Social media connectivity has been essential and allowing protesters to communicate with each other.
“This whole independent uprising, people in cities across the country without a unified leader was all because they started posting about it via social media,” said Angelique Mathena, a first-generation Cuban American who has made several humanitarian trips to Cuba.
In 2014, President Barack Obama shocked the world when he announced plans on normalizing relations with Havana.

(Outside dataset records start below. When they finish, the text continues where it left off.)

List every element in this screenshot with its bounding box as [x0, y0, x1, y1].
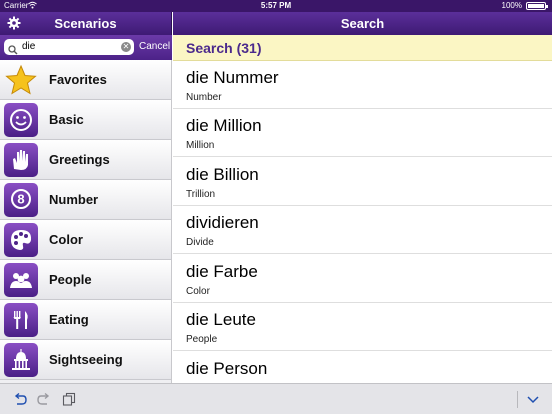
result-word: die Leute — [186, 310, 256, 329]
result-word: die Billion — [186, 165, 259, 184]
sidebar-item-number[interactable]: 8 Number — [0, 180, 171, 220]
search-title: Search — [340, 16, 385, 31]
sidebar-item-label: Favorites — [49, 72, 107, 87]
sidebar-item-eating[interactable]: Eating — [0, 300, 171, 340]
result-word: die Person — [186, 359, 268, 378]
results-list: die Nummer Number die Million Million di… — [173, 61, 552, 383]
list-item[interactable]: die Farbe Color — [173, 255, 552, 303]
search-icon — [8, 42, 18, 55]
result-translation: Color — [186, 286, 210, 297]
sidebar-item-color[interactable]: Color — [0, 220, 171, 260]
sidebar-item-label: Color — [49, 232, 83, 247]
list-item[interactable]: die Billion Trillion — [173, 158, 552, 206]
sidebar-item-greetings[interactable]: Greetings — [0, 140, 171, 180]
number-icon: 8 — [4, 183, 38, 217]
status-time: 5:57 PM — [260, 1, 292, 10]
palette-icon — [4, 223, 38, 257]
sidebar-item-label: Basic — [49, 112, 84, 127]
hand-icon — [4, 143, 38, 177]
cancel-button[interactable]: Cancel — [139, 41, 170, 52]
smiley-icon — [4, 103, 38, 137]
sidebar-item-basic[interactable]: Basic — [0, 100, 171, 140]
clear-search-icon[interactable]: ✕ — [121, 42, 131, 52]
battery-percentage: 100% — [501, 1, 522, 10]
search-bar: die ✕ Cancel — [0, 35, 172, 60]
redo-icon[interactable] — [37, 392, 51, 406]
sidebar-item-label: Greetings — [49, 152, 110, 167]
sidebar-item-label: People — [49, 272, 92, 287]
sidebar-item-label: Sightseeing — [49, 352, 123, 367]
sidebar-item-label: Number — [49, 192, 99, 207]
result-translation: Number — [186, 92, 222, 103]
search-input[interactable]: die ✕ — [4, 39, 134, 55]
list-item[interactable]: die Million Million — [173, 109, 552, 157]
list-item[interactable]: dividieren Divide — [173, 206, 552, 254]
result-word: dividieren — [186, 213, 259, 232]
search-nav-bar: Search — [173, 12, 552, 35]
clipboard-icon[interactable] — [62, 392, 76, 406]
result-word: die Farbe — [186, 262, 258, 281]
scenario-list: Favorites Basic Greetings 8 Number Color… — [0, 60, 172, 383]
people-icon — [4, 263, 38, 297]
svg-text:8: 8 — [17, 192, 24, 207]
status-bar: Carrier 5:57 PM 100% — [0, 0, 552, 12]
list-item[interactable]: die Leute People — [173, 303, 552, 351]
results-header: Search (31) — [173, 35, 552, 61]
result-translation: Divide — [186, 237, 214, 248]
list-item[interactable]: die Person — [173, 352, 552, 383]
battery-icon — [526, 2, 548, 10]
scenarios-nav-bar: Scenarios — [0, 12, 172, 35]
toolbar-divider — [517, 391, 518, 408]
results-count-label: Search (31) — [186, 40, 262, 56]
undo-icon[interactable] — [13, 392, 27, 406]
landmark-icon — [4, 343, 38, 377]
star-icon — [4, 63, 38, 97]
sidebar-item-label: Eating — [49, 312, 89, 327]
sidebar-item-people[interactable]: People — [0, 260, 171, 300]
sidebar-item-sightseeing[interactable]: Sightseeing — [0, 340, 171, 380]
chevron-down-icon[interactable] — [526, 392, 540, 406]
result-translation: Million — [186, 140, 215, 151]
scenarios-title: Scenarios — [54, 16, 117, 31]
search-input-value: die — [22, 41, 36, 52]
list-item[interactable]: die Nummer Number — [173, 61, 552, 109]
result-word: die Million — [186, 116, 262, 135]
result-translation: Trillion — [186, 189, 216, 200]
sidebar-item-favorites[interactable]: Favorites — [0, 60, 171, 100]
result-word: die Nummer — [186, 68, 279, 87]
bottom-toolbar — [0, 383, 552, 414]
utensils-icon — [4, 303, 38, 337]
result-translation: People — [186, 334, 218, 345]
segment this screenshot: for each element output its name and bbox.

“Once it was there and Obama went to Cuba, I became anxious,” said Rafael Pizano, a Cuban American activist. “Could this work? I believe Obama tried. He made a real effort, a genuine effort to see if he could change things. I believe the regime showed its true colors once again.”
Sebastian Arcos, the associate director of the Cuban Research Institute at Florida International University, said he wasn’t surprised Cuba has been slow to change and give more civil rights to Cubans, “because the regime demonstrated that it had absolutely no intention on moving forward with reforms.”
President Donald Trump went in the opposite direction. He placed more than 200 sanctions against Cuba. Still, that didn’t change Havana’s persistence in operating as usual. Now, President Joe Biden is hoping that his targeted, individual sanctions on Cuban regime officials prove to be effective.
Now, the question of what role, if any, does the United States have in Cuban affairs? Some are calling for a military presence, while others say that would be a bad idea. Pizano says he supports a military observation.
“We’re talking about a country that’s 90 miles away from Florida. There has to be some kind of a reaction. Plus, we don’t want a massacre to begin and then there’s a mass exodus of thousands, tens of thousands of people coming on rafts dying in the Florida straits,” Muller disagrees with any military involvement, “to put a flotilla off the shores of Cuba is a threat that we’re not willing to do. Why do you bluff what you’re not able to do.”
Ralph Fernandez from Fernandez&Alvarez Law said Cuban Americans have to continue to stand in solidarity with Cubans back on the island, “if they’re on the streets there, we need to be on the streets here, if it takes 30 days or 30 years, and because of young people, I have hope.”